We affirmed the termination of appellants’ rights to M. D. in In the Interest of M. D., 283 Ga. App. 805 (642 SE2d 863) (2007), finding that appellant-mother herself presented “the most *33telling evidence of parental unfitness” when she acknowledged that she was diagnosed with schizoaffective disorder and testified that she thought she could “beat” her condition without medication. Id. at 806-807.

OCGA§ 15-11-2 (8) (A).

In the Interest of N. D., supra at 239 (1).

(Citation and punctuation omitted.) In the Interest of M. D., supra at 806.

(Citation and punctuation omitted.) In the Interest of K. J., 268 Ga. App. 843, 844 (1) (a) (602 SE2d 861) (2004).

In the Interest of U. B., 246 Ga. App. 328 (1) (540 SE2d 278) (2000).

Supra.

Id. at 807. In that case, appellant-mother “conceded that while she was actively delusional, she left [M. D.] alone in the house to go outside and fight off spirits that she believed were going to take over her life and body.” Id. at 808 (Ruffin, J., concurring specially).
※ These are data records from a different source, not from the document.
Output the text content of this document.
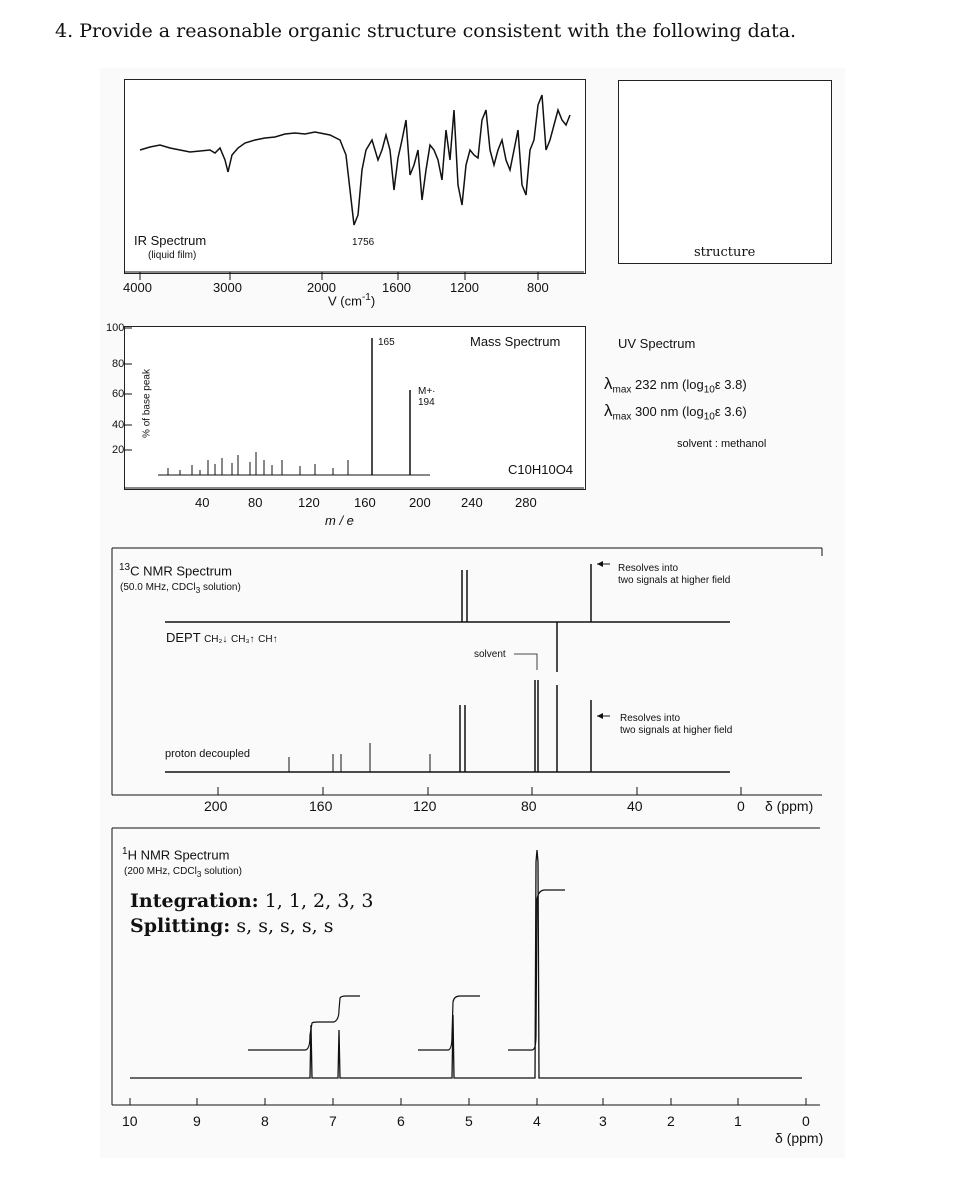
4. Provide a reasonable organic structure consistent with the following data.
IR Spectrum
(liquid film)
1756
4000	3000	2000	1600	1200	800
V $(cm^{-1})$
structure
100
80
60
40
20
% of base peak
165
M+·
194
Mass Spectrum
C10H10O4
40	80	120	160	200 240 280
m / e
UV Spectrum
$\lambda_{max}$ 232 nm ($\log_{10}\varepsilon$ 3.8)
$\lambda_{max}$ 300 nm ($\log_{10}\varepsilon$ 3.6)
solvent : methanol
$^{13}$C NMR Spectrum
(50.0 MHz, CDCl$_3$ solution)
DEPT CH₂↓ CH₃↑ CH↑
solvent
Resolves into
two signals at higher field
Resolves into
two signals at higher field
proton decoupled
200	160	120	80	40	0 δ (ppm)
$^1$H NMR Spectrum
(200 MHz, CDCl$_3$ solution)
Integration: 1, 1, 2, 3, 3
Splitting: s, s, s, s, s
10	9	8	7	6	5	4	3	2	1	0
δ (ppm)
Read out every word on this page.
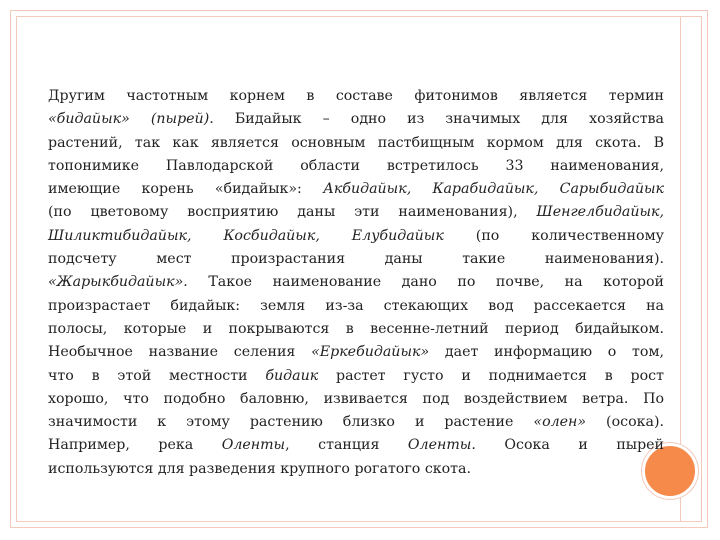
Другим частотным корнем в составе фитонимов является термин
«бидайык» (пырей). Бидайык – одно из значимых для хозяйства
растений, так как является основным пастбищным кормом для скота. В
топонимике Павлодарской области встретилось 33 наименования,
имеющие корень «бидайык»: Акбидайык, Карабидайык, Сарыбидайык
(по цветовому восприятию даны эти наименования), Шенгелбидайык,
Шиликтибидайык, Косбидайык, Елубидайык (по количественному
подсчету мест произрастания даны такие наименования).
«Жарыкбидайык». Такое наименование дано по почве, на которой
произрастает бидайык: земля из-за стекающих вод рассекается на
полосы, которые и покрываются в весенне-летний период бидайыком.
Необычное название селения «Еркебидайык» дает информацию о том,
что в этой местности бидаик растет густо и поднимается в рост
хорошо, что подобно баловню, извивается под воздействием ветра. По
значимости к этому растению близко и растение «олен» (осока).
Например, река Оленты, станция Оленты. Осока и пырей
используются для разведения крупного рогатого скота.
See, e.g., In the Interest of A. R., 287 Ga. App. 334,336 (651 SE2d467) (2007) (“[a] juvenile court is under no obligation to return the children to the mother until they suffer further harm in order to obtain current evidence of deprivation or neglect”) (citations omitted).

271 Ga. App. 891 (611 SE2d 150) (2005).

Id. at 893.

See, e.g., In the Interest of H. M., 287 Ga. App. 418, 419-420 (1) (651 SE2d 527) (2007) (affirming termination of parental rights where the evidence showed, among other things, that mother had mental health problems and failed to consistently seek mental health treatment or take her prescribed medication); Ire the Interest of D. P., 287 Ga.App. 168, 172 (1) (b) (651 SE2d 110) (2007) (affirming termination of parental rights where mother’s own testimony established that she suffered from mental health deficiency which rendered her incapable of caring for her child).